|Title||Elucidation of factors associated with the maturity related decline in degradability of big bluestem cell wall|
|Publication Type||Journal Article|
|Year of Publication||1996|
|Authors||Titgemeyer, EC, Cochran, RC, Towne, EG, Armendariz, CK, Olson, KC|
|Journal||Journal of Animal Science|
Big bluestem (Andropogon gerardii) forage samples were collected from three ungrazed, annually burned pastures at 38, 58, and 97 d after burning.
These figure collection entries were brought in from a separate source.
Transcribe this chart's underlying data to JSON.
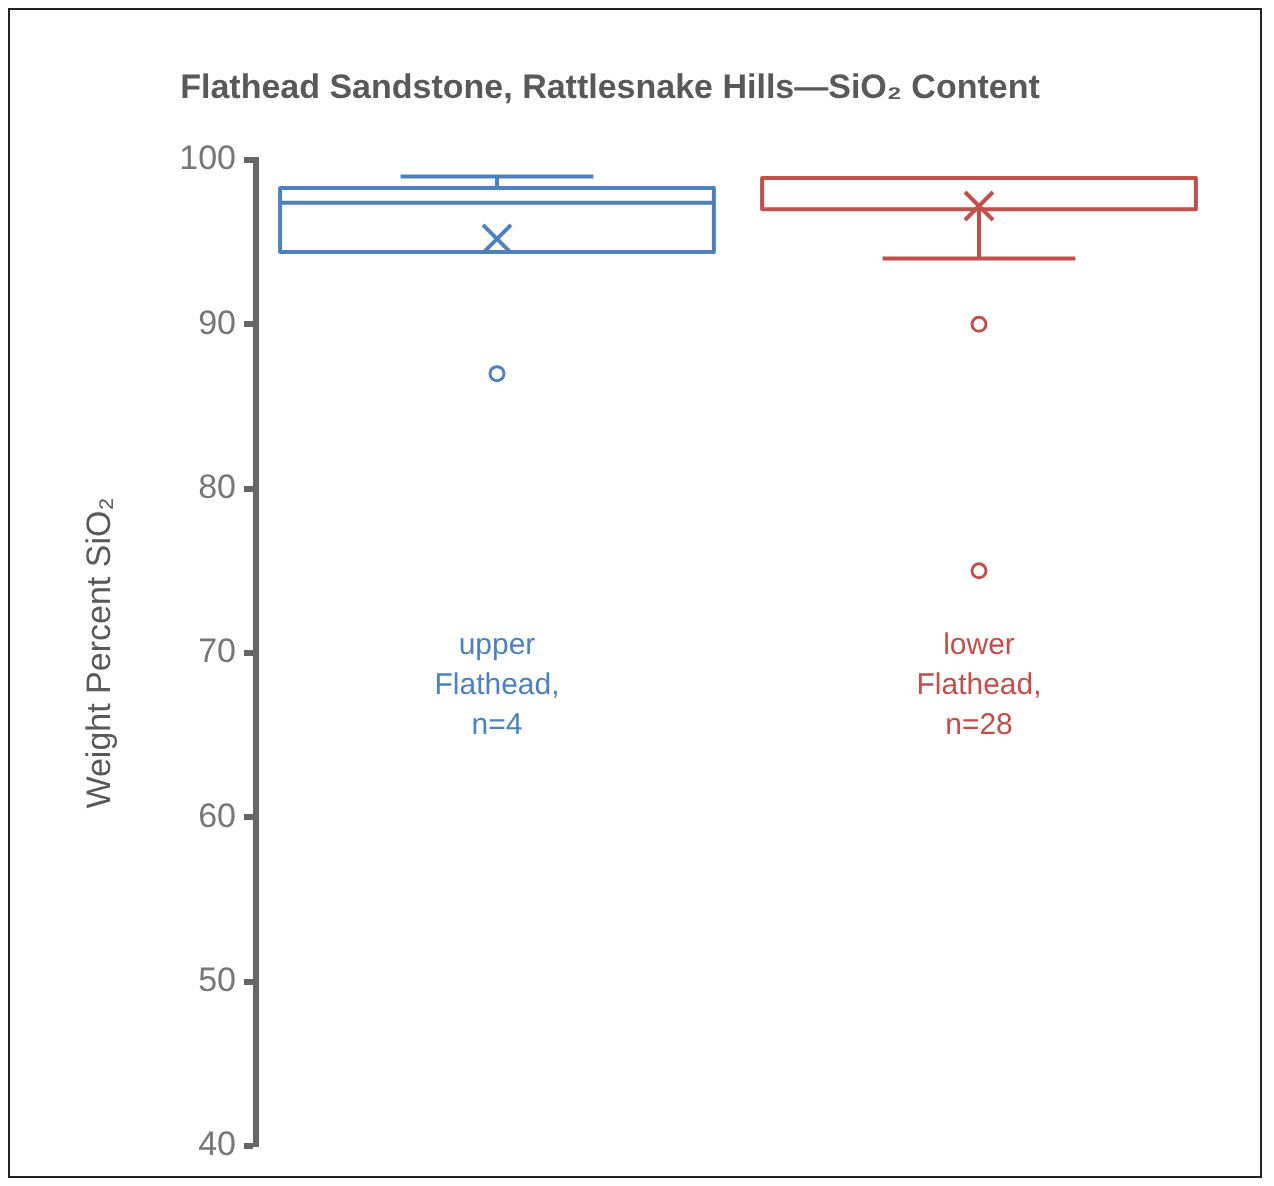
{
  "chart_data": {
    "type": "box",
    "title": "Flathead Sandstone, Rattlesnake Hills—SiO₂ Content",
    "ylabel": "Weight Percent SiO₂",
    "categories": [
      "upper Flathead, n=4",
      "lower Flathead, n=28"
    ],
    "colors": [
      "#4f81bd",
      "#c0504d"
    ],
    "boxes": [
      {
        "low": 94.4,
        "q1": 94.4,
        "median": 97.4,
        "q3": 98.3,
        "high": 99.0,
        "mean": 95.2,
        "outliers": [
          87
        ]
      },
      {
        "low": 94.0,
        "q1": 97.0,
        "median": 98.9,
        "q3": 98.9,
        "high": 98.9,
        "mean": 97.2,
        "outliers": [
          90,
          75
        ]
      }
    ],
    "ylim": [
      40,
      100
    ],
    "yticks": [
      40,
      50,
      60,
      70,
      80,
      90,
      100
    ],
    "grid": false,
    "legend": false
  }
}
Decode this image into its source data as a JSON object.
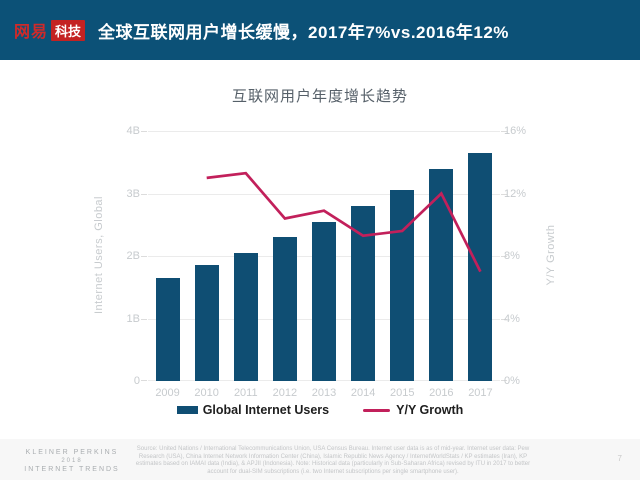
{
  "header": {
    "logo_brand": "网易",
    "logo_sub": "科技",
    "title": "全球互联网用户增长缓慢，2017年7%vs.2016年12%"
  },
  "chart_data": {
    "type": "bar",
    "title": "互联网用户年度增长趋势",
    "categories": [
      "2009",
      "2010",
      "2011",
      "2012",
      "2013",
      "2014",
      "2015",
      "2016",
      "2017"
    ],
    "series": [
      {
        "name": "Global Internet Users",
        "type": "bar",
        "axis": "left",
        "unit": "billions",
        "values": [
          1.65,
          1.85,
          2.05,
          2.3,
          2.55,
          2.8,
          3.05,
          3.4,
          3.65
        ]
      },
      {
        "name": "Y/Y Growth",
        "type": "line",
        "axis": "right",
        "unit": "%",
        "values": [
          null,
          13.0,
          13.3,
          10.4,
          10.9,
          9.3,
          9.6,
          12.0,
          7.0
        ]
      }
    ],
    "ylabel_left": "Internet Users, Global",
    "ylabel_right": "Y/Y Growth",
    "ylim_left": [
      0,
      4
    ],
    "ylim_right": [
      0,
      16
    ],
    "yticks_left": [
      "0",
      "1B",
      "2B",
      "3B",
      "4B"
    ],
    "yticks_right": [
      "0%",
      "4%",
      "8%",
      "12%",
      "16%"
    ],
    "grid": true,
    "legend_position": "bottom",
    "colors": {
      "bar": "#0f4e73",
      "line": "#c2205b",
      "header": "#0c5177",
      "logo_red": "#c42222"
    }
  },
  "legend": {
    "bar_label": "Global Internet Users",
    "line_label": "Y/Y Growth"
  },
  "footer": {
    "brand_lines": [
      "KLEINER PERKINS",
      "2018",
      "INTERNET TRENDS"
    ],
    "source": "Source: United Nations / International Telecommunications Union, USA Census Bureau. Internet user data is as of mid-year. Internet user data: Pew Research (USA), China Internet Network Information Center (China), Islamic Republic News Agency / InternetWorldStats / KP estimates (Iran), KP estimates based on IAMAI data (India), & APJII (Indonesia). Note: Historical data (particularly in Sub-Saharan Africa) revised by ITU in 2017 to better account for dual-SIM subscriptions (i.e. two Internet subscriptions per single smartphone user).",
    "page": "7"
  }
}
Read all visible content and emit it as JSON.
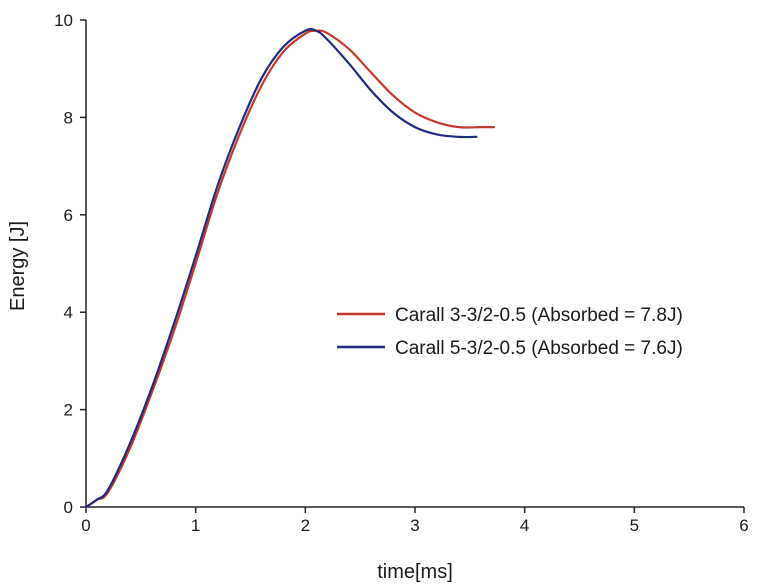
{
  "chart_data": {
    "type": "line",
    "xlabel": "time[ms]",
    "ylabel": "Energy [J]",
    "xlim": [
      0,
      6
    ],
    "ylim": [
      0,
      10
    ],
    "xticks": [
      0,
      1,
      2,
      3,
      4,
      5,
      6
    ],
    "yticks": [
      0,
      2,
      4,
      6,
      8,
      10
    ],
    "grid": false,
    "legend_position": "right",
    "series": [
      {
        "name": "Carall 3-3/2-0.5 (Absorbed = 7.8J)",
        "color": "#c0392b",
        "x": [
          0,
          0.1,
          0.2,
          0.4,
          0.6,
          0.8,
          1.0,
          1.2,
          1.4,
          1.6,
          1.8,
          2.0,
          2.1,
          2.2,
          2.4,
          2.6,
          2.8,
          3.0,
          3.2,
          3.4,
          3.6,
          3.72
        ],
        "y": [
          0,
          0.15,
          0.3,
          1.2,
          2.35,
          3.6,
          5.0,
          6.45,
          7.65,
          8.65,
          9.35,
          9.72,
          9.78,
          9.73,
          9.4,
          8.92,
          8.45,
          8.1,
          7.9,
          7.8,
          7.8,
          7.8
        ]
      },
      {
        "name": "Carall 5-3/2-0.5 (Absorbed = 7.6J)",
        "color": "#1f2a7a",
        "x": [
          0,
          0.1,
          0.2,
          0.4,
          0.6,
          0.8,
          1.0,
          1.2,
          1.4,
          1.6,
          1.8,
          2.0,
          2.1,
          2.2,
          2.4,
          2.6,
          2.8,
          3.0,
          3.2,
          3.4,
          3.56
        ],
        "y": [
          0,
          0.15,
          0.35,
          1.3,
          2.45,
          3.75,
          5.15,
          6.6,
          7.8,
          8.8,
          9.45,
          9.78,
          9.78,
          9.6,
          9.1,
          8.55,
          8.1,
          7.8,
          7.65,
          7.6,
          7.6
        ]
      }
    ]
  }
}
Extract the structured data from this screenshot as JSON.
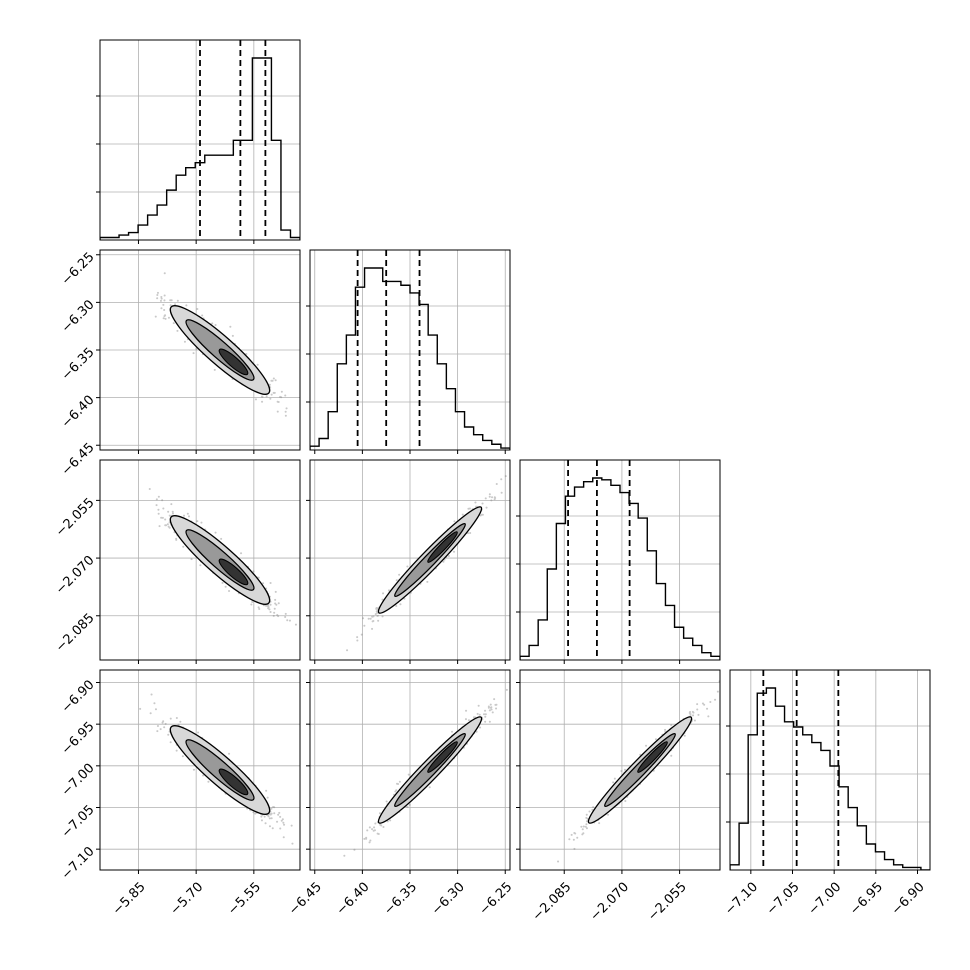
{
  "chart_data": {
    "type": "corner",
    "parameters": [
      {
        "range": [
          -5.95,
          -5.43
        ],
        "ticks": [
          -5.85,
          -5.7,
          -5.55
        ],
        "tick_labels": [
          "−5.85",
          "−5.70",
          "−5.55"
        ],
        "quantiles": [
          -5.69,
          -5.585,
          -5.52
        ],
        "hist": [
          1,
          1,
          2,
          3,
          6,
          10,
          14,
          20,
          26,
          29,
          31,
          34,
          34,
          34,
          40,
          40,
          73,
          73,
          40,
          4,
          1
        ]
      },
      {
        "range": [
          -6.455,
          -6.245
        ],
        "ticks": [
          -6.45,
          -6.4,
          -6.35,
          -6.3,
          -6.25
        ],
        "tick_labels": [
          "−6.45",
          "−6.40",
          "−6.35",
          "−6.30",
          "−6.25"
        ],
        "quantiles": [
          -6.405,
          -6.375,
          -6.34
        ],
        "hist": [
          2,
          6,
          20,
          45,
          60,
          85,
          95,
          95,
          88,
          88,
          86,
          82,
          76,
          60,
          45,
          32,
          20,
          12,
          8,
          5,
          3,
          1
        ]
      },
      {
        "range": [
          -2.0965,
          -2.0445
        ],
        "ticks": [
          -2.085,
          -2.07,
          -2.055
        ],
        "tick_labels": [
          "−2.085",
          "−2.070",
          "−2.055"
        ],
        "quantiles": [
          -2.084,
          -2.0765,
          -2.068
        ],
        "hist": [
          2,
          8,
          22,
          50,
          75,
          90,
          95,
          98,
          100,
          99,
          96,
          92,
          86,
          78,
          60,
          42,
          30,
          18,
          12,
          8,
          4,
          2
        ]
      },
      {
        "range": [
          -7.125,
          -6.885
        ],
        "ticks": [
          -7.1,
          -7.05,
          -7.0,
          -6.95,
          -6.9
        ],
        "tick_labels": [
          "−7.10",
          "−7.05",
          "−7.00",
          "−6.95",
          "−6.90"
        ],
        "quantiles": [
          -7.085,
          -7.045,
          -6.995
        ],
        "hist": [
          2,
          18,
          52,
          68,
          70,
          63,
          57,
          55,
          52,
          49,
          46,
          40,
          32,
          24,
          17,
          10,
          7,
          4,
          2,
          1,
          1,
          0
        ]
      }
    ],
    "left_tick_labels": {
      "row1": [
        "−6.25",
        "−6.30",
        "−6.35",
        "−6.40",
        "−6.45"
      ],
      "row2": [
        "−2.055",
        "−2.070",
        "−2.085"
      ],
      "row3": [
        "−6.90",
        "−6.95",
        "−7.00",
        "−7.05",
        "−7.10"
      ]
    },
    "grid": true,
    "colors": {
      "line": "#000000",
      "grid": "#b0b0b0",
      "points": "#888888",
      "fill_light": "#d8d8d8",
      "fill_mid": "#999999",
      "fill_dark": "#333333"
    }
  }
}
Cell wall material received five treatments: chlorite delignification, chlorite delignification plus alkali extraction, NaOH, NaOCH3 in methanol, or NaBH4. Untreated and treated cell walls were analyzed for carbohydrate composition (glucose, xylose, arabinose, galactose, and uronic acids), acetyl bromide lignin, acid detergent lignin, alkali-labile phenolics (p-coumaric and ferulic acids), acetyl groups, and 24- and 72-h in vitro degradabilities of neutral monosaccharides. A number of compositional features, notably concentrations of xylose, core lignin as measured by acetyl bromide lignin, alkali-labile phenolics, and acetyl groups, were well related to the decline in cell wall degradability that occurred with increasing maturity of big bluestem. p-Coumaric acid increased with increasing maturity to a greater extent than did ferulic acid. Acid detergent lignin was not well related to degradability of the cell wall for either the untreated or chemically treated cell walls. Chemical treatments failed to identify any particular cell wall component as being most inhibitory. However, all treatments improved in vitro degradability of the carbohydrate fraction, indicating that components contributing to the undegradability of big bluestem cell wall are sensitive to chemical alteration. Treatments involving alkali were most effective for improving degradability of big bluestem cell walls.